Flow cytometry in lead development
Similarly, cells undergoing late apoptosis can be identified by their leaky membrane structure, and thus a variety of fluorophores that struggle to penetrate the intact membrane but bond with internal cell structures such as DNA are often used to mark out these cells. Propidium iodide is one such DNA-binding dye, which can also be used to differentiate between the stage of the cell cycle the cell is currently in.
Cells in the G2 or M phases have only one copy of DNA, while cells undergoing mitosis in the G0 or G1 phases bear two copies, and thus the intensity of fluorescence can be used to gauge the stage. A pause in the cell cycle can be indicative of drug efficacy or toxicity, depending on whether the cell being analyzed is considered the target of the therapy.
The aim of a drug compound is often to disrupt or augment bonding to a specific target or between specific molecules, and thus the intensity of fluorescence detected from the cell correlates well with interactions between the tagged compound of interest and the specific target within the cell.
Broad-spectrum in vitro testing of a variety of cells under a range of conditions and analysis by flow cytometry also helps researchers to identify the optimum in vivo tests to be performed later, paying particular attention to toxicity by identifying cells undergoing apoptosis or cell cycle arrest.
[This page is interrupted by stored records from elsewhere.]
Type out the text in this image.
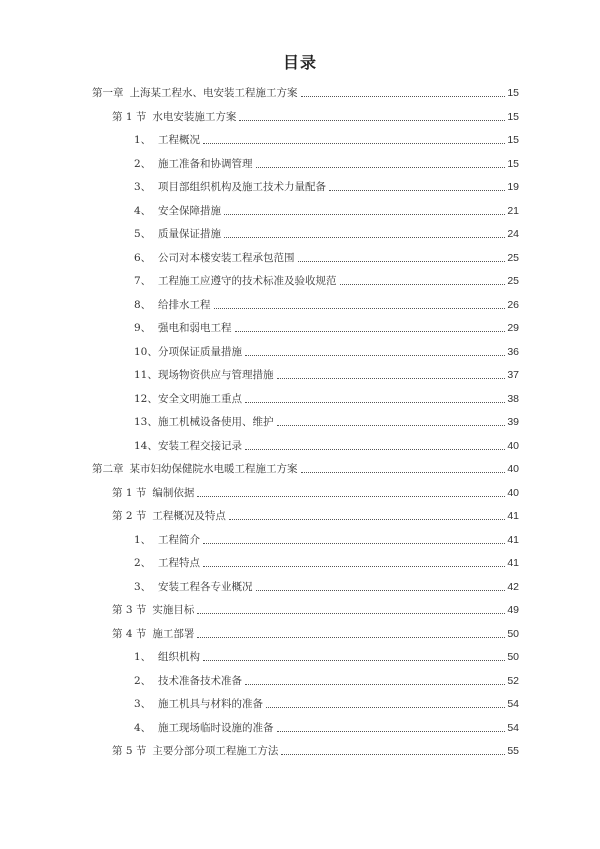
目录
第一章 上海某工程水、电安装工程施工方案	15
第 1 节 水电安装施工方案	15
1、 工程概况	15
2、 施工准备和协调管理	15
3、 项目部组织机构及施工技术力量配备	19
4、 安全保障措施	21
5、 质量保证措施	24
6、 公司对本楼安装工程承包范围	25
7、 工程施工应遵守的技术标准及验收规范	25
8、 给排水工程	26
9、 强电和弱电工程	29
10、 分项保证质量措施	36
11、 现场物资供应与管理措施	37
12、 安全文明施工重点	38
13、 施工机械设备使用、维护	39
14、 安装工程交接记录	40
第二章 某市妇幼保健院水电暖工程施工方案	40
第 1 节 编制依据	40
第 2 节 工程概况及特点	41
1、 工程简介	41
2、 工程特点	41
3、 安装工程各专业概况	42
第 3 节 实施目标	49
第 4 节 施工部署	50
1、 组织机构	50
2、 技术准备技术准备	52
3、 施工机具与材料的准备	54
4、 施工现场临时设施的准备	54
第 5 节 主要分部分项工程施工方法	55
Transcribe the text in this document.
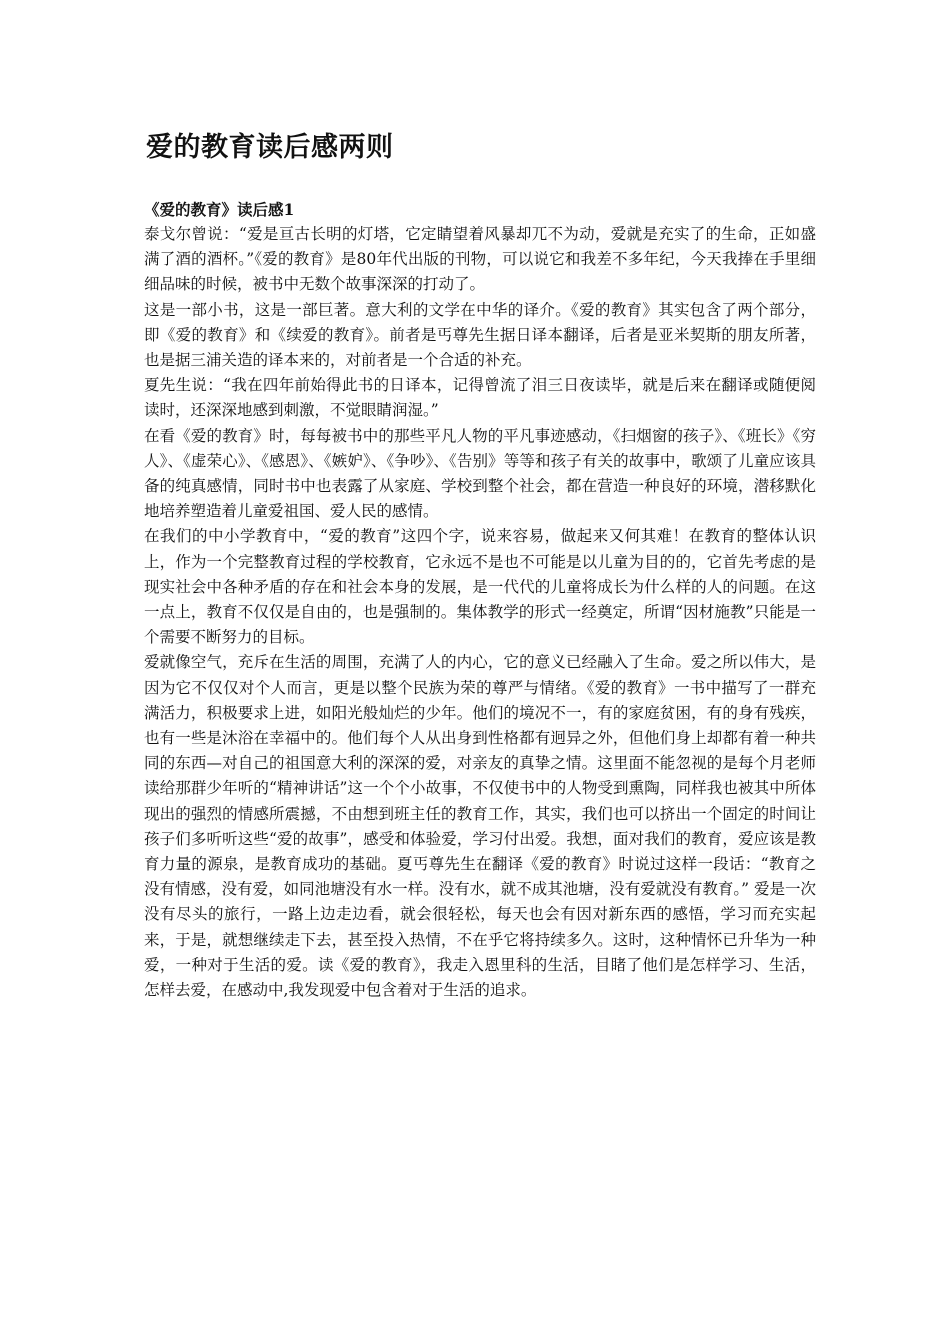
爱的教育读后感两则

《爱的教育》读后感1

泰戈尔曾说：“爱是亘古长明的灯塔，它定睛望着风暴却兀不为动，爱就是充实了的生命，正如盛满了酒的酒杯。”《爱的教育》是80年代出版的刊物，可以说它和我差不多年纪，今天我捧在手里细细品味的时候，被书中无数个故事深深的打动了。

这是一部小书，这是一部巨著。意大利的文学在中华的译介。《爱的教育》其实包含了两个部分，即《爱的教育》和《续爱的教育》。前者是丐尊先生据日译本翻译，后者是亚米契斯的朋友所著，也是据三浦关造的译本来的，对前者是一个合适的补充。

夏先生说：“我在四年前始得此书的日译本，记得曾流了泪三日夜读毕，就是后来在翻译或随便阅读时，还深深地感到刺激，不觉眼睛润湿。”

在看《爱的教育》时，每每被书中的那些平凡人物的平凡事迹感动，《扫烟窗的孩子》、《班长》《穷人》、《虚荣心》、《感恩》、《嫉妒》、《争吵》、《告别》等等和孩子有关的故事中，歌颂了儿童应该具备的纯真感情，同时书中也表露了从家庭、学校到整个社会，都在营造一种良好的环境，潜移默化地培养塑造着儿童爱祖国、爱人民的感情。

在我们的中小学教育中，“爱的教育”这四个字，说来容易，做起来又何其难！在教育的整体认识上，作为一个完整教育过程的学校教育，它永远不是也不可能是以儿童为目的的，它首先考虑的是现实社会中各种矛盾的存在和社会本身的发展，是一代代的儿童将成长为什么样的人的问题。在这一点上，教育不仅仅是自由的，也是强制的。集体教学的形式一经奠定，所谓“因材施教”只能是一个需要不断努力的目标。

爱就像空气，充斥在生活的周围，充满了人的内心，它的意义已经融入了生命。爱之所以伟大，是因为它不仅仅对个人而言，更是以整个民族为荣的尊严与情绪。《爱的教育》一书中描写了一群充满活力，积极要求上进，如阳光般灿烂的少年。他们的境况不一，有的家庭贫困，有的身有残疾，也有一些是沐浴在幸福中的。他们每个人从出身到性格都有迥异之外，但他们身上却都有着一种共同的东西—对自己的祖国意大利的深深的爱，对亲友的真挚之情。这里面不能忽视的是每个月老师读给那群少年听的“精神讲话”这一个个小故事，不仅使书中的人物受到熏陶，同样我也被其中所体现出的强烈的情感所震撼，不由想到班主任的教育工作，其实，我们也可以挤出一个固定的时间让孩子们多听听这些“爱的故事”，感受和体验爱，学习付出爱。我想，面对我们的教育，爱应该是教育力量的源泉，是教育成功的基础。夏丐尊先生在翻译《爱的教育》时说过这样一段话：“教育之没有情感，没有爱，如同池塘没有水一样。没有水，就不成其池塘，没有爱就没有教育。” 爱是一次没有尽头的旅行，一路上边走边看，就会很轻松，每天也会有因对新东西的感悟，学习而充实起来，于是，就想继续走下去，甚至投入热情，不在乎它将持续多久。这时，这种情怀已升华为一种爱，一种对于生活的爱。读《爱的教育》，我走入恩里科的生活，目睹了他们是怎样学习、生活，怎样去爱，在感动中,我发现爱中包含着对于生活的追求。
Flow cytometry is also used to study vaccine efficacy and safety in a number of capacities, such as quantification of viral load, identification of IgG and IgM antibodies, and measurement of T- and B- cell responses.
In an example of the latter case, the CD4+ and CD8+ T-cell response of vaccinated individuals against SARS-CoV-2 spike peptides was assessed in vaccinated individuals by Ewer et al. (2020) using flow cytometry, where cells were firstly stained with a cocktail of anti-human T-cell surface protein antibodies and anti-human cytokines.
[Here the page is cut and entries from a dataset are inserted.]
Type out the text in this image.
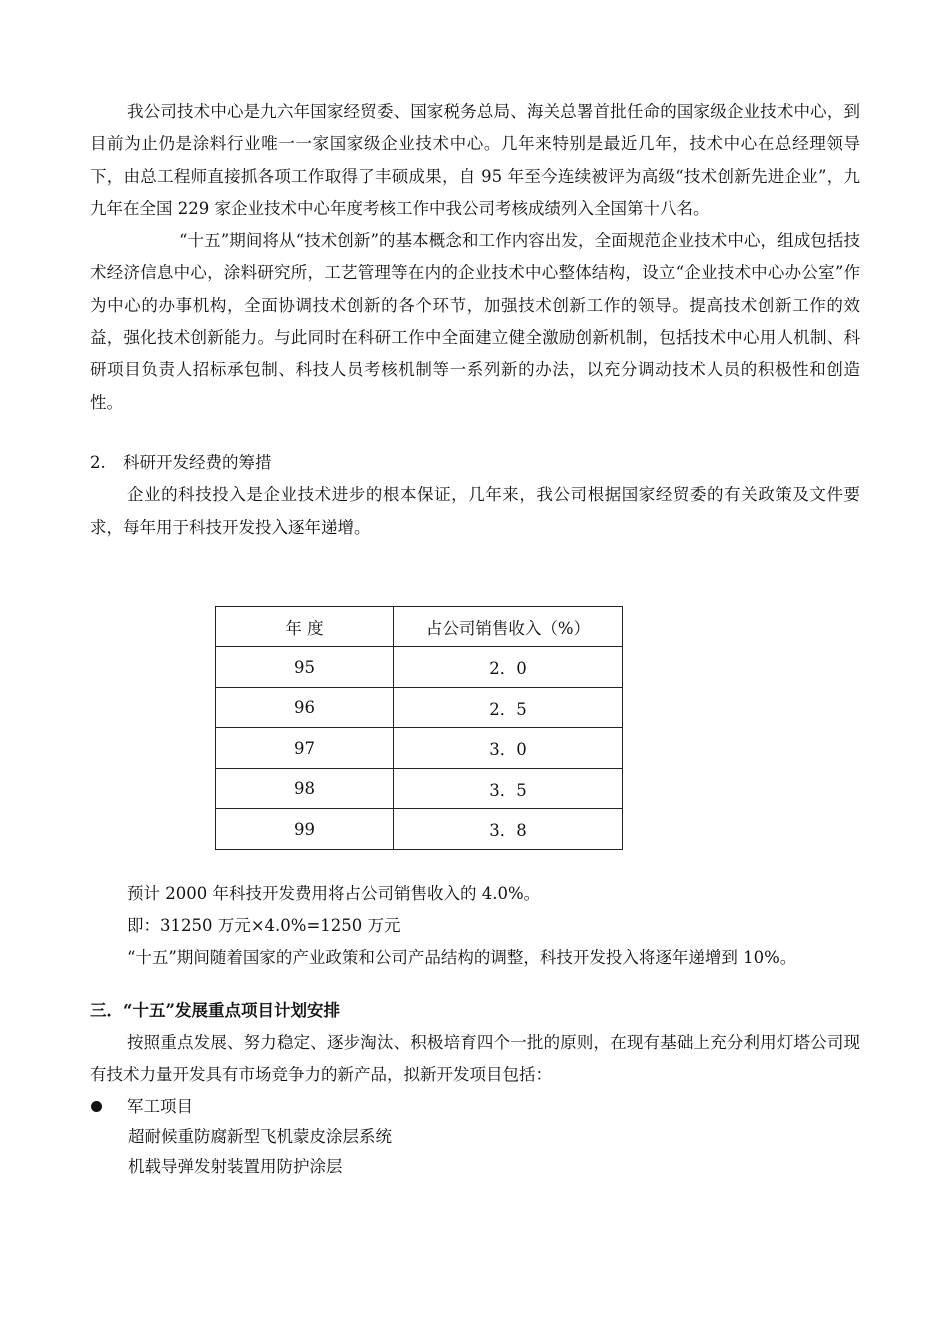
我公司技术中心是九六年国家经贸委、国家税务总局、海关总署首批任命的国家级企业技术中心，到目前为止仍是涂料行业唯一一家国家级企业技术中心。几年来特别是最近几年，技术中心在总经理领导下，由总工程师直接抓各项工作取得了丰硕成果，自 95 年至今连续被评为高级“技术创新先进企业”，九九年在全国 229 家企业技术中心年度考核工作中我公司考核成绩列入全国第十八名。

“十五”期间将从“技术创新”的基本概念和工作内容出发，全面规范企业技术中心，组成包括技术经济信息中心，涂料研究所，工艺管理等在内的企业技术中心整体结构，设立“企业技术中心办公室”作为中心的办事机构，全面协调技术创新的各个环节，加强技术创新工作的领导。提高技术创新工作的效益，强化技术创新能力。与此同时在科研工作中全面建立健全激励创新机制，包括技术中心用人机制、科研项目负责人招标承包制、科技人员考核机制等一系列新的办法，以充分调动技术人员的积极性和创造性。

2. 科研开发经费的筹措

企业的科技投入是企业技术进步的根本保证，几年来，我公司根据国家经贸委的有关政策及文件要求，每年用于科技开发投入逐年递增。

年 度	占公司销售收入（%）
95	2．0
96	2．5
97	3．0
98	3．5
99	3．8

预计 2000 年科技开发费用将占公司销售收入的 4.0%。

即：31250 万元×4.0%=1250 万元

“十五”期间随着国家的产业政策和公司产品结构的调整，科技开发投入将逐年递增到 10%。

三．“十五”发展重点项目计划安排

按照重点发展、努力稳定、逐步淘汰、积极培育四个一批的原则，在现有基础上充分利用灯塔公司现有技术力量开发具有市场竞争力的新产品，拟新开发项目包括：

军工项目
超耐候重防腐新型飞机蒙皮涂层系统
机载导弹发射装置用防护涂层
The presence of proteins involved in T-cell activation and the secretion of inflammatory cytokines is evidence of vaccine efficacy, and the high-throughput nature of flow cytometry has proven highly beneficial for such applications since the outbreak of the COVID-19 pandemic.
Modern high-end flow cytometers utilized in the pharmaceutical industry are capable of processing tens of thousands of cells per second in an entirely automated manner, though when undertaking higher degrees of characterization analysis is dramatically slower.
Continuously running bioreactors generate cells for testing that can then be exposed to a variety of conditions and later categorized by flow cytometry, including the use of specialized tubing that replicates the shear forces found in blood vessels.
Increased automation, cell processing speed, and a variety of characterization techniques incorporated directly into flow cytometry equipment will likely be observed going forward. Besides improving efficiency and therefore accuracy, as a greater number of cells can be tested and analyzed in detail, this will also allow more robust safety profiles to be developed for new compounds, with a greater variety of cells tested in relevant conditions.
- Mckinnon, K. M. (2021) Flow Cytometry: An Overview. Current protocols in immunology.
- Ewer, K. J., et al. (2020) T cell and antibody responses induced by a single dose of ChAdOx1 nCoV-19 (AZD1222) vaccine in a phase 1/2 clinical trial. Nature medicine.
- Egia-Mendikute, L., et al. (2021) Sensitive detection of SARS-CoV-2 seroconversion by flow cytometry reveals the presence of nucleoprotein-reactive antibodies in unexposed individuals. Communications biology.
- Boraldi, F. et al. (2016) Innovative Flow Cytometry Allows Accurate Identification of Rare Circulating Cells Involved in Endothelial Dysfunction. PLoS one.
- Hughes, J. P. et al. (2011) Principles of early drug discovery. British journal of pharmacology.
- Edwards, B. S. & Sklar, L. A. (2015) Flow Cytometry: Impact On Early Drug Discovery. Journal of biomolecular screening.